The US Department of Justice announced that a federal grand jury in the Central District of California returned an indictment yesterday charging a prominent activist short seller with multiple counts of securities fraud for a long-running market manipulation scheme reaping profits of at least $16 million.
According to the indictment, Andrew Left, 54, formerly of Beverly Hills, California, and now a resident of Boca Raton, Florida, was a securities analyst, trader, and frequent guest commentator on cable news channels such as CNBC, Fox Business, and Bloomberg Television. Left conducted business under the name Citron Research, an online moniker he created as a vehicle for publishing investment recommendations. Citron’s online presence included a website and a social media account on X.
As alleged in the indictment, Left commented on publicly traded companies, asserting that the market incorrectly valued a company’s stock and advocating that the current price was too high or too low. Left’s recommendations often included an explicit or implicit representation about Citron’s trading position—which created the false pretense that Left’s economic incentives aligned with his public recommendation—and a “target price,” which Left represented as his valuation of the company’s stock. Sometimes, the commentary represented Left’s own work. Other times, Left disseminated the commentary of third parties as his own. The commentary routinely included sensationalized headlines and exaggerated language to maximize the reaction it would get from the stock market. As alleged, Left knowingly exploited his ability to move stock prices by targeting stocks popular with retail investors and posting recommendations on social media to manipulate the market and make fast, easy money.
As further alleged in the indictment, in the leadup to publication of Citron’s commentary, Left established long or short positions in the public company on which he was commenting in his trading accounts and prepared to quickly close those positions post-publication and take profits on the short-term price movement caused by his commentary. Left allegedly used his advance knowledge and control over the timing of a market-moving event to build his positions using inexpensive, short-dated options contracts that expired from the same day that he published his commentary to within five days. Left also allegedly submitted limit orders, often prior to publication of his commentary, to close his positions as soon as the company’s shares reached a certain price and at prices vastly different from the target prices that Left recommended to the public. While Left made false representations to the public to bolster his credibility, behind the scenes, Left allegedly took contrary trading positions to reap quick profits off the stocks he either promoted or pilloried through Citron.
To further the scheme, Left allegedly advanced the false pretense that his investment recommendations were credible because he was independent and free from any financial conflicts of interest. However, Left allegedly concealed Citron’s financial relationships with a hedge fund by fabricating invoices, wiring payments through a third party, and making false and misleading statements to the public about Citron’s relationship with hedge funds. In addition, Left allegedly lied to law enforcement, stating that Citron “never” exchanged compensation with a hedge fund or coordinated trading with a hedge fund in advance of the issuance of its commentary.

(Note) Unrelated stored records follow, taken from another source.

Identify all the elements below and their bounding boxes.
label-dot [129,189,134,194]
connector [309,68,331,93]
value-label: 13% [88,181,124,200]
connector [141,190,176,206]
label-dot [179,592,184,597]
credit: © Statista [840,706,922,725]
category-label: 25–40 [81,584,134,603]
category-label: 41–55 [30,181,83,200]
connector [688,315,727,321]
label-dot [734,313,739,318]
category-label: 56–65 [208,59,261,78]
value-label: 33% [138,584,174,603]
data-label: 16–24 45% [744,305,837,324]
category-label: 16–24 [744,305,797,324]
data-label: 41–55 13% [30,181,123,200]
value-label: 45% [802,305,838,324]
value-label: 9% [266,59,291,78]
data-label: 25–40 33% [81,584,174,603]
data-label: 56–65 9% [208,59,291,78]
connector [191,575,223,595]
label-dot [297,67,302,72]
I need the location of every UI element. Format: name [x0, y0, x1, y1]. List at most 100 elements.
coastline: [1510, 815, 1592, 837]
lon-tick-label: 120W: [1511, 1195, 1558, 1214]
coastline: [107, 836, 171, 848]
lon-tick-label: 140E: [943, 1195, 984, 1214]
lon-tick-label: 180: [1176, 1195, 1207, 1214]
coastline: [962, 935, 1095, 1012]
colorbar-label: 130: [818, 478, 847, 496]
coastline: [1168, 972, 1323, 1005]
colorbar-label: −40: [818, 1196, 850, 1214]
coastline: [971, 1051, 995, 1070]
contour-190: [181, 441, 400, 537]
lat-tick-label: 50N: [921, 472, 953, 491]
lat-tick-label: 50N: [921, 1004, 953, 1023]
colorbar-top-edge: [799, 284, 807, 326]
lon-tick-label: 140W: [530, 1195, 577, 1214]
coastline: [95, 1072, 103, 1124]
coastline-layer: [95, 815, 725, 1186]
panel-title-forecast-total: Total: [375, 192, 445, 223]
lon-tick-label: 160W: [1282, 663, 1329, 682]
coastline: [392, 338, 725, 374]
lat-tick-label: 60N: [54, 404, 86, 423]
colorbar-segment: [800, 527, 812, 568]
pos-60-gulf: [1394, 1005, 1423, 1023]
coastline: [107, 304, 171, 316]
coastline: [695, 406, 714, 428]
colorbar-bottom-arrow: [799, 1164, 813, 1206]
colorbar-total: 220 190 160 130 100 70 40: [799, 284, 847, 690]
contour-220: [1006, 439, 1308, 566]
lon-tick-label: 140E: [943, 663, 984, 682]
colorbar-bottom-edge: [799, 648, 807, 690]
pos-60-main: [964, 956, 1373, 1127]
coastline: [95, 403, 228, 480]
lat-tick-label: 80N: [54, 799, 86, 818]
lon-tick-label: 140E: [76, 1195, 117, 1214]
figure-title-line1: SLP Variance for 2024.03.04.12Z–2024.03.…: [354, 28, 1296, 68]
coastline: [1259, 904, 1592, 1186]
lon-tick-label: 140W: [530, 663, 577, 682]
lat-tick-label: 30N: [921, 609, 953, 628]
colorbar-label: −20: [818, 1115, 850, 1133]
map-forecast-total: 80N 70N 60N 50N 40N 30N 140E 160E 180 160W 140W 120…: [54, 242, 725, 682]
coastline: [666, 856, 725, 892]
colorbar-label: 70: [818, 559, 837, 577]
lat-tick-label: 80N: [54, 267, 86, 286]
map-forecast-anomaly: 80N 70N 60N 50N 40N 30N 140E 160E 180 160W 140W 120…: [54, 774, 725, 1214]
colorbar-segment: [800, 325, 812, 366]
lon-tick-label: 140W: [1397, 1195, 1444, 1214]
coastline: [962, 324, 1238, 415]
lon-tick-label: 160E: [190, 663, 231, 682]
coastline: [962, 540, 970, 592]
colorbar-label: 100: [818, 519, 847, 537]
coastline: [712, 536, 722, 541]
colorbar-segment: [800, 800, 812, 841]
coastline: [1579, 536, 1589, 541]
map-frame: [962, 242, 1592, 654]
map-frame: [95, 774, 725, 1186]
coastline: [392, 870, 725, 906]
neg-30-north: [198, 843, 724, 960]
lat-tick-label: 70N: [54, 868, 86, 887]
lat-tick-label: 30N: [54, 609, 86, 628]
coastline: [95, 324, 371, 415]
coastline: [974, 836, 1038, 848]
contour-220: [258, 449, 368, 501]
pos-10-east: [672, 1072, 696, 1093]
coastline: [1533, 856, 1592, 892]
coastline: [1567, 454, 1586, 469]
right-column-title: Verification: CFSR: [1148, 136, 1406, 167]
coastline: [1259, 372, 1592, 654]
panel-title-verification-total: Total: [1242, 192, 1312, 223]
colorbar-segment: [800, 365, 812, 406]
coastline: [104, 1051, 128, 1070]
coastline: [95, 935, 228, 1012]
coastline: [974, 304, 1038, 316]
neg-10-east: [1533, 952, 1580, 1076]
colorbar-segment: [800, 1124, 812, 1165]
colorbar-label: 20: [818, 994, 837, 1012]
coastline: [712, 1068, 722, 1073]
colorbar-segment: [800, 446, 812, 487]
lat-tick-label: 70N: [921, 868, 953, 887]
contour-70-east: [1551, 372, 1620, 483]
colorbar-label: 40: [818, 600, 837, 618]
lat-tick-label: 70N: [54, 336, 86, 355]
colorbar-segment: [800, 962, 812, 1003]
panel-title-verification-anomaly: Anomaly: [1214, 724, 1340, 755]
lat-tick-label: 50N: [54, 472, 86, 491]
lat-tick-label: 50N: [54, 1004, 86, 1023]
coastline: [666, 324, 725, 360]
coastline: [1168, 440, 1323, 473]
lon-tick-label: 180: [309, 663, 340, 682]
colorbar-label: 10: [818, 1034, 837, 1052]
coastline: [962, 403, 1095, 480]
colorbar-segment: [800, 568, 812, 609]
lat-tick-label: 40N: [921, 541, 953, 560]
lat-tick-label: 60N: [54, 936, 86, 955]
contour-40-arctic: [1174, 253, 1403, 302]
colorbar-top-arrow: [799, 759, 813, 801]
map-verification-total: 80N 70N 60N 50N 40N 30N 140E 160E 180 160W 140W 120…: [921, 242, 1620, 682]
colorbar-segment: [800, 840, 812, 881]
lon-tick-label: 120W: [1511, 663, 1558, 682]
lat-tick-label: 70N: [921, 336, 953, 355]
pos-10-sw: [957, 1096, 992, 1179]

Through his publishing of research reports, Left gained influence and a public platform on social media and through regular appearances on podcasts and cable news programs. Left allegedly furthered his scheme by misrepresenting his trading positions during media appearances. For example, after denouncing one company as a “fraud” on CNBC’s “Fast Money,” Left allegedly falsely claimed to have covered only a “small size” of his position in the company’s stock when, earlier that same day, he allegedly closed out more than 60% of his position.
Left is charged with one count of engaging in a securities fraud scheme, 17 counts of securities fraud, and one count of making false statements to federal investigators. If convicted, he faces a maximum penalty of 25 years in prison on the securities fraud scheme count, 20 years in prison on each securities fraud count, and five years in prison on the false statements count.